Recuerda.
La pendiente verde brillante entre dos sotos de pinos con casa derruida al fondo, donde el eco del eco del río engloba la posibilidad del sueño. La privacidad entre el camino y la piel cálida, abierta, abriéndose. Algo así era la inmortalidad y el resto selva, laberinto, la bufandita de Penélope guardando algo así como un refugio.
Recuerda.
Las estrellas entre los dedos, descendiendo raudas para clavetear la espalda, espejeando en noches separadas por medidas no humanas de tiempo. El tiempo era apenas una más de las ilusiones, la distancia la otra. Todo cerca, todo ahora, todo existiendo entre el roce de un dibujo de bisontes en la espalda. La magia del trazo convocaba antiquísimas magias de la caverna, era el fuego y luego jamás el fuego nunca como entonces nunca nada, no.
Recuerda.
Ineluctable el frío, el río y un puente de árboles caídos, troncos extendidos a la profundidad sin sombra del azul.

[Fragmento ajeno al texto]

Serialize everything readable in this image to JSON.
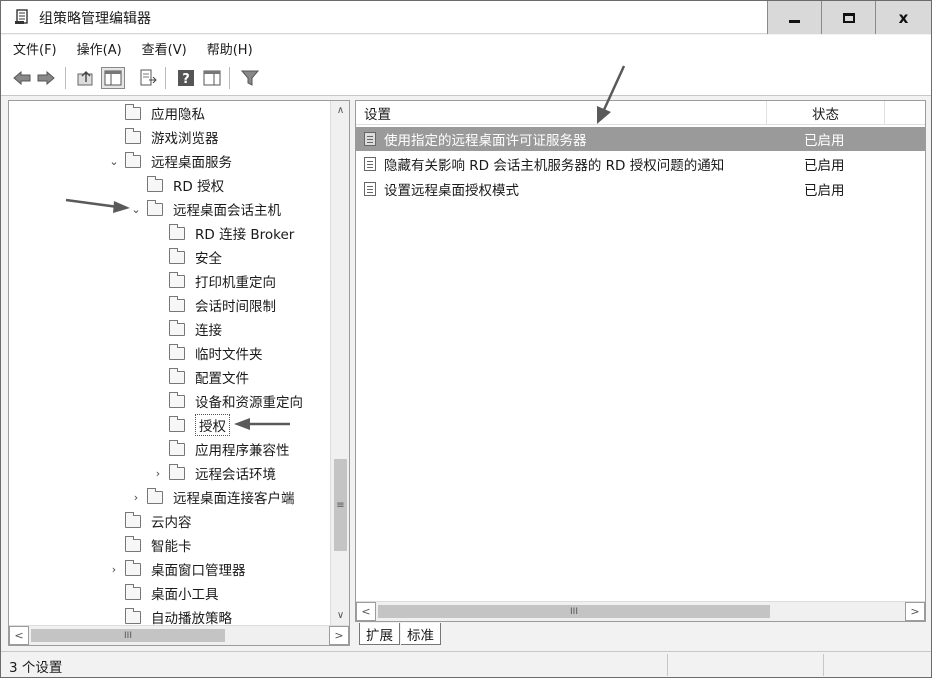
{
  "window": {
    "title": "组策略管理编辑器",
    "controls": {
      "minimize_icon": "minimize-icon",
      "maximize_icon": "maximize-icon",
      "close_label": "x"
    }
  },
  "menubar": {
    "items": [
      {
        "label": "文件(F)"
      },
      {
        "label": "操作(A)"
      },
      {
        "label": "查看(V)"
      },
      {
        "label": "帮助(H)"
      }
    ]
  },
  "toolbar": {
    "icons": [
      "back-icon",
      "forward-icon",
      "up-level-icon",
      "show-hide-tree-icon",
      "export-list-icon",
      "help-icon",
      "show-hide-action-pane-icon",
      "filter-icon"
    ]
  },
  "tree": {
    "nodes": [
      {
        "label": "应用隐私",
        "expander": ""
      },
      {
        "label": "游戏浏览器",
        "expander": ""
      },
      {
        "label": "远程桌面服务",
        "expander": "⌄"
      },
      {
        "label": "RD 授权",
        "expander": ""
      },
      {
        "label": "远程桌面会话主机",
        "expander": "⌄"
      },
      {
        "label": "RD 连接 Broker",
        "expander": ""
      },
      {
        "label": "安全",
        "expander": ""
      },
      {
        "label": "打印机重定向",
        "expander": ""
      },
      {
        "label": "会话时间限制",
        "expander": ""
      },
      {
        "label": "连接",
        "expander": ""
      },
      {
        "label": "临时文件夹",
        "expander": ""
      },
      {
        "label": "配置文件",
        "expander": ""
      },
      {
        "label": "设备和资源重定向",
        "expander": ""
      },
      {
        "label": "授权",
        "expander": ""
      },
      {
        "label": "应用程序兼容性",
        "expander": ""
      },
      {
        "label": "远程会话环境",
        "expander": "›"
      },
      {
        "label": "远程桌面连接客户端",
        "expander": "›"
      },
      {
        "label": "云内容",
        "expander": ""
      },
      {
        "label": "智能卡",
        "expander": ""
      },
      {
        "label": "桌面窗口管理器",
        "expander": "›"
      },
      {
        "label": "桌面小工具",
        "expander": ""
      },
      {
        "label": "自动播放策略",
        "expander": ""
      }
    ],
    "selected": "授权",
    "vscroll_grip": "≡",
    "hscroll_grip": "III",
    "arrow_up": "∧",
    "arrow_down": "∨",
    "arrow_left": "<",
    "arrow_right": ">"
  },
  "list": {
    "columns": {
      "setting": "设置",
      "state": "状态"
    },
    "rows": [
      {
        "label": "使用指定的远程桌面许可证服务器",
        "state": "已启用"
      },
      {
        "label": "隐藏有关影响 RD 会话主机服务器的 RD 授权问题的通知",
        "state": "已启用"
      },
      {
        "label": "设置远程桌面授权模式",
        "state": "已启用"
      }
    ],
    "hscroll_grip": "III",
    "arrow_left": "<",
    "arrow_right": ">"
  },
  "tabs": [
    {
      "label": "扩展"
    },
    {
      "label": "标准"
    }
  ],
  "statusbar": {
    "text": "3 个设置"
  },
  "colors": {
    "selection": "#9a9a9a",
    "annotation_arrow": "#5a5a5a"
  }
}
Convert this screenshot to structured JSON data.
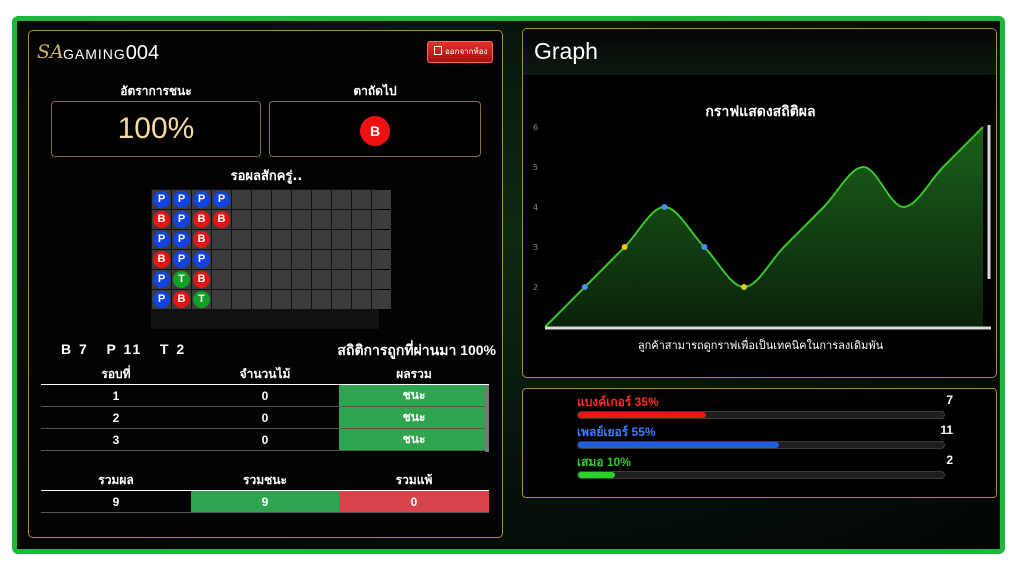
{
  "header": {
    "logo": "SA",
    "brand": "GAMING",
    "table_no": "004",
    "exit_label": "ออกจากห้อง"
  },
  "win_rate": {
    "label": "อัตราการชนะ",
    "value": "100%"
  },
  "next_card": {
    "label": "ตาถัดไป",
    "value": "B"
  },
  "waiting_text": "รอผลสักครู่..",
  "bead_road": {
    "columns": 12,
    "rows": 6,
    "grid": [
      [
        "P",
        "P",
        "P",
        "P",
        "",
        "",
        "",
        "",
        "",
        "",
        "",
        ""
      ],
      [
        "B",
        "P",
        "B",
        "B",
        "",
        "",
        "",
        "",
        "",
        "",
        "",
        ""
      ],
      [
        "P",
        "P",
        "B",
        "",
        "",
        "",
        "",
        "",
        "",
        "",
        "",
        ""
      ],
      [
        "B",
        "P",
        "P",
        "",
        "",
        "",
        "",
        "",
        "",
        "",
        "",
        ""
      ],
      [
        "P",
        "T",
        "B",
        "",
        "",
        "",
        "",
        "",
        "",
        "",
        "",
        ""
      ],
      [
        "P",
        "B",
        "T",
        "",
        "",
        "",
        "",
        "",
        "",
        "",
        "",
        ""
      ]
    ]
  },
  "counts": {
    "banker": "B 7",
    "player": "P 11",
    "tie": "T 2"
  },
  "accuracy_text": "สถิติการถูกที่ผ่านมา 100%",
  "rounds_table": {
    "headers": [
      "รอบที่",
      "จำนวนไม้",
      "ผลรวม"
    ],
    "rows": [
      [
        "1",
        "0",
        "ชนะ"
      ],
      [
        "2",
        "0",
        "ชนะ"
      ],
      [
        "3",
        "0",
        "ชนะ"
      ]
    ]
  },
  "summary_table": {
    "headers": [
      "รวมผล",
      "รวมชนะ",
      "รวมแพ้"
    ],
    "values": [
      "9",
      "9",
      "0"
    ]
  },
  "graph": {
    "panel_title": "Graph",
    "chart_title": "กราฟแสดงสถิติผล",
    "caption": "ลูกค้าสามารถดูกราฟเพื่อเป็นเทคนิคในการลงเดิมพัน"
  },
  "chart_data": {
    "type": "area",
    "ylim": [
      1,
      6
    ],
    "yticks": [
      2,
      3,
      4,
      5,
      6
    ],
    "series": [
      {
        "points": [
          [
            0,
            1
          ],
          [
            1,
            2
          ],
          [
            2,
            3
          ],
          [
            3,
            4
          ],
          [
            4,
            3
          ],
          [
            5,
            2
          ],
          [
            6,
            3
          ],
          [
            7,
            4
          ],
          [
            8,
            5
          ],
          [
            9,
            4
          ],
          [
            10,
            5
          ],
          [
            11,
            6
          ]
        ],
        "color": "#3ec42c"
      }
    ],
    "markers": [
      {
        "x": 1,
        "y": 2,
        "color": "#4a8cf0"
      },
      {
        "x": 2,
        "y": 3,
        "color": "#e8c81a"
      },
      {
        "x": 3,
        "y": 4,
        "color": "#4a8cf0"
      },
      {
        "x": 4,
        "y": 3,
        "color": "#4a8cf0"
      },
      {
        "x": 5,
        "y": 2,
        "color": "#e8c81a"
      }
    ],
    "grid": false,
    "legend": "none"
  },
  "stats": [
    {
      "label": "แบงค์เกอร์ 35%",
      "count": "7",
      "fraction": 0.35,
      "color": "#e81818"
    },
    {
      "label": "เพลย์เยอร์ 55%",
      "count": "11",
      "fraction": 0.55,
      "color": "#1f5ee6"
    },
    {
      "label": "เสมอ 10%",
      "count": "2",
      "fraction": 0.1,
      "color": "#2ad12a"
    }
  ]
}
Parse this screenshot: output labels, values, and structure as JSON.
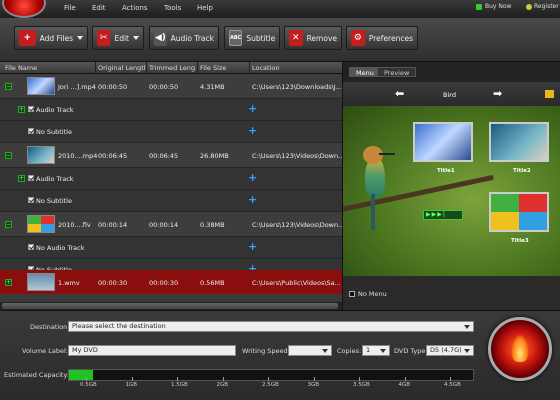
{
  "menu": [
    "File",
    "Edit",
    "Actions",
    "Tools",
    "Help"
  ],
  "topright": {
    "buy": "Buy Now",
    "register": "Register"
  },
  "toolbar": {
    "add_files": "Add Files",
    "edit": "Edit",
    "audio_track": "Audio Track",
    "subtitle": "Subtitle",
    "remove": "Remove",
    "preferences": "Preferences"
  },
  "columns": [
    "File Name",
    "Original Length",
    "Trimmed Length",
    "File Size",
    "Location"
  ],
  "files": [
    {
      "name": "Jori  ...].mp4",
      "original": "00:00:50",
      "trimmed": "00:00:50",
      "size": "4.31MB",
      "location": "C:\\Users\\123\\Downloads\\J...",
      "audio": "Audio Track",
      "subtitle": "No Subtitle"
    },
    {
      "name": "2010....mp4",
      "original": "00:06:45",
      "trimmed": "00:06:45",
      "size": "26.80MB",
      "location": "C:\\Users\\123\\Videos\\Down...",
      "audio": "Audio Track",
      "subtitle": "No Subtitle"
    },
    {
      "name": "2010....flv",
      "original": "00:00:14",
      "trimmed": "00:00:14",
      "size": "0.38MB",
      "location": "C:\\Users\\123\\Videos\\Down...",
      "audio": "No Audio Track",
      "subtitle": "No Subtitle"
    },
    {
      "name": "1.wmv",
      "original": "00:00:30",
      "trimmed": "00:00:30",
      "size": "0.56MB",
      "location": "C:\\Users\\Public\\Videos\\Sa..."
    }
  ],
  "preview": {
    "tabs": [
      "Menu",
      "Preview"
    ],
    "title": "Bird",
    "thumbs": [
      "Title1",
      "Title2",
      "Title3"
    ],
    "no_menu": "No Menu"
  },
  "bottom": {
    "destination_label": "Destination:",
    "destination_value": "Please select the destination",
    "volume_label": "Volume Label:",
    "volume_value": "My DVD",
    "writing_speed_label": "Writing Speed:",
    "copies_label": "Copies:",
    "copies_value": "1",
    "dvd_type_label": "DVD Type:",
    "dvd_type_value": "D5 (4.7G)",
    "capacity_label": "Estimated Capacity:",
    "capacity_fraction": 0.06,
    "ticks": [
      "0.5GB",
      "1GB",
      "1.5GB",
      "2GB",
      "2.5GB",
      "3GB",
      "3.5GB",
      "4GB",
      "4.5GB"
    ]
  }
}
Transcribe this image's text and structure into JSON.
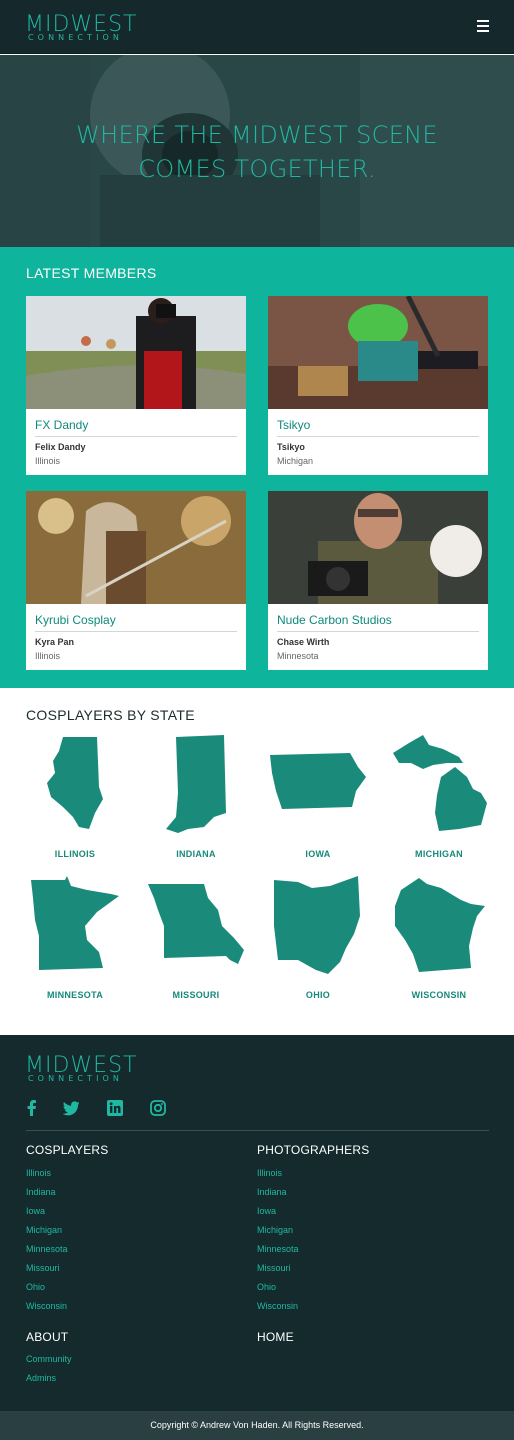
{
  "brand": {
    "name": "MIDWEST",
    "tagline": "CONNECTION"
  },
  "hero": {
    "title": "WHERE THE MIDWEST SCENE COMES TOGETHER."
  },
  "latest": {
    "title": "LATEST MEMBERS",
    "members": [
      {
        "name": "FX Dandy",
        "real_name": "Felix Dandy",
        "state": "Illinois"
      },
      {
        "name": "Tsikyo",
        "real_name": "Tsikyo",
        "state": "Michigan"
      },
      {
        "name": "Kyrubi Cosplay",
        "real_name": "Kyra Pan",
        "state": "Illinois"
      },
      {
        "name": "Nude Carbon Studios",
        "real_name": "Chase Wirth",
        "state": "Minnesota"
      }
    ]
  },
  "states": {
    "title": "COSPLAYERS BY STATE",
    "items": [
      "ILLINOIS",
      "INDIANA",
      "IOWA",
      "MICHIGAN",
      "MINNESOTA",
      "MISSOURI",
      "OHIO",
      "WISCONSIN"
    ]
  },
  "footer": {
    "social_icons": [
      "facebook-icon",
      "twitter-icon",
      "linkedin-icon",
      "instagram-icon"
    ],
    "cosplayers": {
      "title": "COSPLAYERS",
      "links": [
        "Illinois",
        "Indiana",
        "Iowa",
        "Michigan",
        "Minnesota",
        "Missouri",
        "Ohio",
        "Wisconsin"
      ]
    },
    "photographers": {
      "title": "PHOTOGRAPHERS",
      "links": [
        "Illinois",
        "Indiana",
        "Iowa",
        "Michigan",
        "Minnesota",
        "Missouri",
        "Ohio",
        "Wisconsin"
      ]
    },
    "about": {
      "title": "ABOUT",
      "links": [
        "Community",
        "Admins"
      ]
    },
    "home": {
      "title": "HOME"
    },
    "copyright": "Copyright © Andrew Von Haden. All Rights Reserved."
  },
  "colors": {
    "teal": "#0fb49c",
    "dark": "#142a2d",
    "map": "#1a8a7b",
    "accent": "#21b8a2"
  }
}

El cielo rasgado de agujas, la luna entre los espinos, y un verso reiterado en el aliento de tu respiración angustiada en retener para cuando faltase el aire, faltase el viento, faltase ese paso fugitivo de las horas en un recorrer desierto lugares nunca antes visitados.
Recuerda. Tómalos como instantáneas y permítete la voluptuosidad de lo vivido. Allí estás todavía, allí estás siempre, allí sigues y seguirás vital y palpitante. Allí y aquí, allí y allá, allá y aquí, y el tiempo y el espacio arrugados en el trozo de papel donde intentas fijar la experiencia de vivir en duplicado, de conservar más allá del recuerdo. Todo acude con inmensidad de lámpara, todo es lucero guía en un norte extraño sobre mares familiares e ignotos. Todo es. Todo ha sido. Incluso tu cuerpo reconoce las señales.
Recuerda.
Sonreías. Nada iba a ocurriros nunca. Era verano.